Prosecutors have asked Massachusetts’ highest court to allow them to retry Karen Read for the murder of her Boston police officer boyfriend, arguing against a bid by the defense to have two of her three charges dropped.

Read is accused of deliberately running over her boyfriend, 45-year-old John O’Keefe, with her SUV and then leaving him to die outside a fellow officer’s home after a night of drinking during a blizzard in January 2022.

The 44-year-old financial analyst, who has maintained her innocence, was initially charged with murder, vehicular manslaughter while intoxicated, and leaving the scene of an accident resulting in death.

However, after a deadlocked jury failed to reach a unanimous decision earlier this year, the high-profile case ended in a mistrial.

A new trial was scheduled for January 2025.

Last month, Read’s defense team asked the Massachusetts Supreme Judicial Court to drop charges of second-degree murder and leaving the scene of an accident, arguing the jury was only deadlocked on the manslaughter charge but found her not guilty on the other two charges.

The Norfolk District Attorney’s Office had until Oct. 16 to file a response. In a brief filed late Wednesday night, prosecutors pushed back against claims that jurors had reached a verdict before the mistrial was declared.

“The jury gave no indication it had reached a unanimous verdict on any charge, and the defendant argued at the time against finding any such unanimity,” the Norfolk District Attorney’s Office wrote in the 77-page brief.

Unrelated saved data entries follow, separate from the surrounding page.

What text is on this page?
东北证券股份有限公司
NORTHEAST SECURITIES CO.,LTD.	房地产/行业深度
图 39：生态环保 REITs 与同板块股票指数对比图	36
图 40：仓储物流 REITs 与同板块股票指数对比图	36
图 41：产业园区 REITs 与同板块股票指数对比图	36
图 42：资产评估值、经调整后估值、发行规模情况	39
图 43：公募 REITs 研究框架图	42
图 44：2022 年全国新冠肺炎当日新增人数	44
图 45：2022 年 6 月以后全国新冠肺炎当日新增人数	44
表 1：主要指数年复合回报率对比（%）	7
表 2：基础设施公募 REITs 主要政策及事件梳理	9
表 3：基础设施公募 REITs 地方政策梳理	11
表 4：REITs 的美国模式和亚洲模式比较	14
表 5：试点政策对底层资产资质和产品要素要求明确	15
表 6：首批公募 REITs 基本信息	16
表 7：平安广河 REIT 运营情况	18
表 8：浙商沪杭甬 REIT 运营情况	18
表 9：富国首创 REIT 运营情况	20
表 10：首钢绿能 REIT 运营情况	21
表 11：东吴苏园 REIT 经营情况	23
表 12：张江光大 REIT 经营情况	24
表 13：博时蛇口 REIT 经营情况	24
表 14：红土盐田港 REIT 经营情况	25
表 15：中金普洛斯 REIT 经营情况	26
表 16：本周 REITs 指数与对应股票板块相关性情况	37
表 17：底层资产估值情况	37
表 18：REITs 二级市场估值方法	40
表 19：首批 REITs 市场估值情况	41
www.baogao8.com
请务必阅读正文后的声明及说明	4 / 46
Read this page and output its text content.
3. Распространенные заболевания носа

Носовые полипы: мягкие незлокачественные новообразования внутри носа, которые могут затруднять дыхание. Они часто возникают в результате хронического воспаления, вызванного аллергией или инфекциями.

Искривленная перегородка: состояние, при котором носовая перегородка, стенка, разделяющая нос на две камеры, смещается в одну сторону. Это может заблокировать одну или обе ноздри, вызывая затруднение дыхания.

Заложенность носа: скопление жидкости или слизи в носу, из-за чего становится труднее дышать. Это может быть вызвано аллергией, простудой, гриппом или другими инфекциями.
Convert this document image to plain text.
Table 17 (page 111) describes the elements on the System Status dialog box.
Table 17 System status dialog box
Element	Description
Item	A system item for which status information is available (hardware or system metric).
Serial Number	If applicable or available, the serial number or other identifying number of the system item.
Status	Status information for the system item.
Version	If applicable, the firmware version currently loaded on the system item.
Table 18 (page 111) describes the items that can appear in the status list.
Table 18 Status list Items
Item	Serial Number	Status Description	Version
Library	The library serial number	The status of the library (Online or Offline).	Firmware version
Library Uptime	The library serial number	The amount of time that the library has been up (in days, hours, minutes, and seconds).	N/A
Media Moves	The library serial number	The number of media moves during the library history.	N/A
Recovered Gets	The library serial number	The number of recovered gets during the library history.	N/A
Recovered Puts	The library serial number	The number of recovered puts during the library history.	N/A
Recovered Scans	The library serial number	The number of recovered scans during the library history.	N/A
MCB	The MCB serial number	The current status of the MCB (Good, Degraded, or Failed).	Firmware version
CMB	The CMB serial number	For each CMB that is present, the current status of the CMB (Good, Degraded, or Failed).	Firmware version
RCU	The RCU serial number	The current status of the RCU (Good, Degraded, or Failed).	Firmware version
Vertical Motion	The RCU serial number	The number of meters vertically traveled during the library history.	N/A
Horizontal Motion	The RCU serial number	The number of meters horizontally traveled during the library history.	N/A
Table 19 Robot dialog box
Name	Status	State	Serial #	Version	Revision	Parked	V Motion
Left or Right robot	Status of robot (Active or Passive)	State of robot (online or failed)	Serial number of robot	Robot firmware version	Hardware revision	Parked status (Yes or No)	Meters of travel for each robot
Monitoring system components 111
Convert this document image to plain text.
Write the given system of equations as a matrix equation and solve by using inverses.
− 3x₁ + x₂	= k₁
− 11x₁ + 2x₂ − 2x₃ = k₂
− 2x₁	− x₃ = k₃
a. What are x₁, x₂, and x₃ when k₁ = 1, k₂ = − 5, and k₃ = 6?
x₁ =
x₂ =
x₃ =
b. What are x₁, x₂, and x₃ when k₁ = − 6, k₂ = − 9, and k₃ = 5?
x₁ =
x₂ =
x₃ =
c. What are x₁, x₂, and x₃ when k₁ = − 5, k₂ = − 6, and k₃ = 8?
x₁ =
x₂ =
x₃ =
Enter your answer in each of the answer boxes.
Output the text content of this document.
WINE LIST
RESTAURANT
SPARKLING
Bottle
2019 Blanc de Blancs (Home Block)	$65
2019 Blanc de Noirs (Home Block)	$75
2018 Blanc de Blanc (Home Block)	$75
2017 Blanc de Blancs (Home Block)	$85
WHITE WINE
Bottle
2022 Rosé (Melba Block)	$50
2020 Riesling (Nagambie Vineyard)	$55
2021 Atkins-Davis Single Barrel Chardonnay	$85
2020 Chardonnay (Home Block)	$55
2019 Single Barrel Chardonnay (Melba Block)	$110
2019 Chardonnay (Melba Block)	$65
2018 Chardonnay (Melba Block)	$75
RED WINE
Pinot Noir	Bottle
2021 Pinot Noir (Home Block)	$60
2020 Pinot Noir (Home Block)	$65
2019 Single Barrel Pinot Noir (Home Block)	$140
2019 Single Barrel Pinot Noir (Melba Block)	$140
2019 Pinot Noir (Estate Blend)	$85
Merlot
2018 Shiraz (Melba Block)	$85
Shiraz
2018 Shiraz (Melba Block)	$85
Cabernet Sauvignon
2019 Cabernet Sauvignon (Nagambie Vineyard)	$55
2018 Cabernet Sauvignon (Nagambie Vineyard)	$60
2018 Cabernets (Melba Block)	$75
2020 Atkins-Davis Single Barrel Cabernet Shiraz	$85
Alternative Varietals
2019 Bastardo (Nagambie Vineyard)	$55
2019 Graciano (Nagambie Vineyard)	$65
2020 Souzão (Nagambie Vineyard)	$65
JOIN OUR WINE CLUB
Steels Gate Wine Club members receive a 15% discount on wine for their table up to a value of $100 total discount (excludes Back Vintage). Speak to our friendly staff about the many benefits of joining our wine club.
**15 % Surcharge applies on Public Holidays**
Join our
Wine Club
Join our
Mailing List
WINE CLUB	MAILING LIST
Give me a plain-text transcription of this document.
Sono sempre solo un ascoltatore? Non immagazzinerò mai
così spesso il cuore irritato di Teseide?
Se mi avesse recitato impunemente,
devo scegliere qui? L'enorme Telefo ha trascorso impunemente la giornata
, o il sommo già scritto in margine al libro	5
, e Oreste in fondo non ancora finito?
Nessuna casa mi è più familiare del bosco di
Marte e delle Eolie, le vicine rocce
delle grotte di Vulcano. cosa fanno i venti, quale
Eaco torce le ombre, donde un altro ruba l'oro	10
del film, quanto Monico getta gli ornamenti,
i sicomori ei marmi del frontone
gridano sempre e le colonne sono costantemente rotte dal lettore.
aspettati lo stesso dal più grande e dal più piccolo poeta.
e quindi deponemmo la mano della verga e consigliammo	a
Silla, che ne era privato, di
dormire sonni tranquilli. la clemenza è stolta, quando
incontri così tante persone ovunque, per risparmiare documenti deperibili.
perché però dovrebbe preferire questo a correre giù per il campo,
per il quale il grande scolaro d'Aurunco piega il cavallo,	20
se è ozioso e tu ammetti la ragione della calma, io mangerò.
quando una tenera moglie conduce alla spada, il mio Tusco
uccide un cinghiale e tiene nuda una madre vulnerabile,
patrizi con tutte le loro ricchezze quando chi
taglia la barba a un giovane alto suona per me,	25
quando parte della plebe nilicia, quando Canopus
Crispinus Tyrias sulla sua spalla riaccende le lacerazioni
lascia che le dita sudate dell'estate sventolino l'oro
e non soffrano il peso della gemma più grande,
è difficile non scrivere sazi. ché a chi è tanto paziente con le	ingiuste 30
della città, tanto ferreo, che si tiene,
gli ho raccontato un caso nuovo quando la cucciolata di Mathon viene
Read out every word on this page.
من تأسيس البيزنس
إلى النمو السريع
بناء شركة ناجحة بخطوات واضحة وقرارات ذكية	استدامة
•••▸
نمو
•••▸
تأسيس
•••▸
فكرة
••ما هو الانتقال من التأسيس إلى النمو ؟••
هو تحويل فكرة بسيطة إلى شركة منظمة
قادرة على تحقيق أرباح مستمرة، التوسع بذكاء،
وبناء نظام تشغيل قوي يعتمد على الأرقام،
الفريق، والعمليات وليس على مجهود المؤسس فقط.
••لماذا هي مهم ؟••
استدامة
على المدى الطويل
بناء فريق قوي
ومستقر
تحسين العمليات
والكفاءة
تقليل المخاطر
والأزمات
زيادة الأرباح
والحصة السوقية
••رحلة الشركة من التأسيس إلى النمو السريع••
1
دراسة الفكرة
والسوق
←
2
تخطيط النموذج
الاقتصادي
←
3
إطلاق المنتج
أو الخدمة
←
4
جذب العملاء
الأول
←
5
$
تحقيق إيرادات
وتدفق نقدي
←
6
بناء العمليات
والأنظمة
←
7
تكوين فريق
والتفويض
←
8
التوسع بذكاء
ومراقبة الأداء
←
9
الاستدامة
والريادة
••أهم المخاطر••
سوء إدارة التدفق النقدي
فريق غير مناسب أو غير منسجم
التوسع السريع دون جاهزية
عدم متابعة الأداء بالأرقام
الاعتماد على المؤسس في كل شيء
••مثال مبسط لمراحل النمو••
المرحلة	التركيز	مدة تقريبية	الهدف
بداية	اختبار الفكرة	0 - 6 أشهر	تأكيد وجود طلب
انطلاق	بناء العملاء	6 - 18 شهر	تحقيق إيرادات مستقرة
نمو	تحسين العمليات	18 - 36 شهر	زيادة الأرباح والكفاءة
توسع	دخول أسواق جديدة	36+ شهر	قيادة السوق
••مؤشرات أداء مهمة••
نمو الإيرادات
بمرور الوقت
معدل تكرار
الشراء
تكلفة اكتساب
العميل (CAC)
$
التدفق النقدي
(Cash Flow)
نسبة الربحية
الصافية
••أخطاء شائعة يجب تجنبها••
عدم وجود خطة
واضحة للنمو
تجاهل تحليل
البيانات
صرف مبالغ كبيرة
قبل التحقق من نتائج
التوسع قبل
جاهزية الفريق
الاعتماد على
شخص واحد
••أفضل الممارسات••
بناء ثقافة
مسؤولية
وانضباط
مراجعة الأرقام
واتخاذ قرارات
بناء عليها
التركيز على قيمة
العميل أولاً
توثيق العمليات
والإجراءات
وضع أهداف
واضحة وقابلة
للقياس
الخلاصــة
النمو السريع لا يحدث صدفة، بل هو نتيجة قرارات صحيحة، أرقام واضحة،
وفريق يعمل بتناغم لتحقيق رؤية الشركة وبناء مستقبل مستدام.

“There was no viable alternative to a mistrial,” prosecutors added, arguing Read “was not acquitted of any charge because the jury did not return, announce and affirm any open and public verdicts of acquittal.”

“That requirement is not a mere formalism, ministerial act or empty technicality,” they said. “It is a fundamental safeguard that ensures no juror’s position is mistaken, misrepresented or coerced by other jurors.”

Oral arguments from both sides will be heard Nov. 6.